The court of appeal dealt with timeliness of appeal and allowed the appeal. The court reviewed sections 4663 and 4664. The court indicated that the issue is whether an employer is liable for both the medical treatment and any disability arising directly from an unsuccessful medical treatment, without apportionment. They reviewed the statutes and Granado and Dueville. Here there was no dispute that the applicant had disabling carpal tunnel. The surgery went badly resulting in CRPS.

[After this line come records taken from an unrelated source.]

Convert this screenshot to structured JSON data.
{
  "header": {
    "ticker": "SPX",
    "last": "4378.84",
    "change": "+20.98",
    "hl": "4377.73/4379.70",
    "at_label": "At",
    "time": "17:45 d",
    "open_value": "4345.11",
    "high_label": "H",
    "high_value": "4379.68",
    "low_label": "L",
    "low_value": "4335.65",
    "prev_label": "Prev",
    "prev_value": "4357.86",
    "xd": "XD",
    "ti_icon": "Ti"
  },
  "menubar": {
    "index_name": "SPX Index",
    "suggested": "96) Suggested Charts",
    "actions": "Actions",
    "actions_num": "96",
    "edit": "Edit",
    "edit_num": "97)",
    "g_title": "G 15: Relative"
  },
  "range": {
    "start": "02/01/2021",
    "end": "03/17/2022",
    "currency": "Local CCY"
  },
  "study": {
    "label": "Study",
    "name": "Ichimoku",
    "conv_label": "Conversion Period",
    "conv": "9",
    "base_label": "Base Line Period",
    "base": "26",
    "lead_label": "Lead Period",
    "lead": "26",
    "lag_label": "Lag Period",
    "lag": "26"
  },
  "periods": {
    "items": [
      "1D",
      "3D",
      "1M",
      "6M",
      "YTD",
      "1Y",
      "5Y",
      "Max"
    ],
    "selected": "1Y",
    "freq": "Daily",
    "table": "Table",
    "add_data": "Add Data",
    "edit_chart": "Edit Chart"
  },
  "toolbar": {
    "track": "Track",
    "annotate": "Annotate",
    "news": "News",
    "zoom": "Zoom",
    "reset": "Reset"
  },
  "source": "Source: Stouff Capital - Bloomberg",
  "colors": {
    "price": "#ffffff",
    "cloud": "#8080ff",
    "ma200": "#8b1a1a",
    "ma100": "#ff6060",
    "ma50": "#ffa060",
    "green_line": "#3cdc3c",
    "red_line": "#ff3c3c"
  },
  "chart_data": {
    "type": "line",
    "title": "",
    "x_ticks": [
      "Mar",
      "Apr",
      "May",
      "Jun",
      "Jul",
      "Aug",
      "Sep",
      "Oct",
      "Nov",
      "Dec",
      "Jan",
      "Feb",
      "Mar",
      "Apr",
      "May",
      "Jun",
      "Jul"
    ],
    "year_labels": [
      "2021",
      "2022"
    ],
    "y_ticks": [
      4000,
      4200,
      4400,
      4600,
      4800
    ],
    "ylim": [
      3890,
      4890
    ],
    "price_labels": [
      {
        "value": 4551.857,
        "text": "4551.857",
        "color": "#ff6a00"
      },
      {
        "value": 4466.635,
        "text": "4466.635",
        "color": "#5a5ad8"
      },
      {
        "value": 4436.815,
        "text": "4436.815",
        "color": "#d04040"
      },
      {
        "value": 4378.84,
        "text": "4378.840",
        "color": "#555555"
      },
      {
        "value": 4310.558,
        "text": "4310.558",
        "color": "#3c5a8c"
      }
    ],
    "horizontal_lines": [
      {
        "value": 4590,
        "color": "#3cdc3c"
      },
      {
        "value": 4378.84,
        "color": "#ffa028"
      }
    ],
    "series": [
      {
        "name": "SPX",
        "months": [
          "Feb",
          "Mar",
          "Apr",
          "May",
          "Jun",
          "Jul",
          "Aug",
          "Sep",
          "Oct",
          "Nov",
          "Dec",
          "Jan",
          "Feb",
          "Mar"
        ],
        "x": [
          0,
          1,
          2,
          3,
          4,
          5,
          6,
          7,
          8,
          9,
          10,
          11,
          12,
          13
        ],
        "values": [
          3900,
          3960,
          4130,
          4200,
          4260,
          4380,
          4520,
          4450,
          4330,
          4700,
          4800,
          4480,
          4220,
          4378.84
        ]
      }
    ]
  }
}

They indicated that the employer is thus responsible for the treatment with no apportionment. HB


Court of Appeal indicates that you can apportion to heredity and genetics

This is a published decision of the court of appeal

This is a very significant case for workers’ compensation principles.

The applicant was a police officer. He suffered an admitted cumulative trauma to his neck. He underwent neck surgery. The Qualified Medical Examiner (QME) indicated the applicant had cervical radiculopathy and cervical degenerative disc disease. The QME apportioned disability.

The QME referred to specific publications that indicate causation can be to genomics/genetics/heritable issues in terms on injury. The QME apportioned 49 percent to nonindustrial causation.

The Workers’ Compensation Judge (WCJ) determined that the apportionment was legal to genetic factors. The applicant petitioned for reconsideration. The Workers’ Compensation Appeals Board (WCAB) overruled the WCJ indicating that apportioning to genetics factors opens the door to apportioning to impermissible immutable factors.

The Court of Appeal disagreed in a great review of apportionment law. It indicated Zemke was superseded by Senate Bill 899. It then reviewed multiple cases including Escobedo. It reviewed section 4663. It reviewed what is substantial medical evidence. It indicated that the QME report found cervical radiculopathy and degenerative disc disease. It apportioned 49 percent to heredity, genomics, and other personal history factors. This was legal proper apportionment.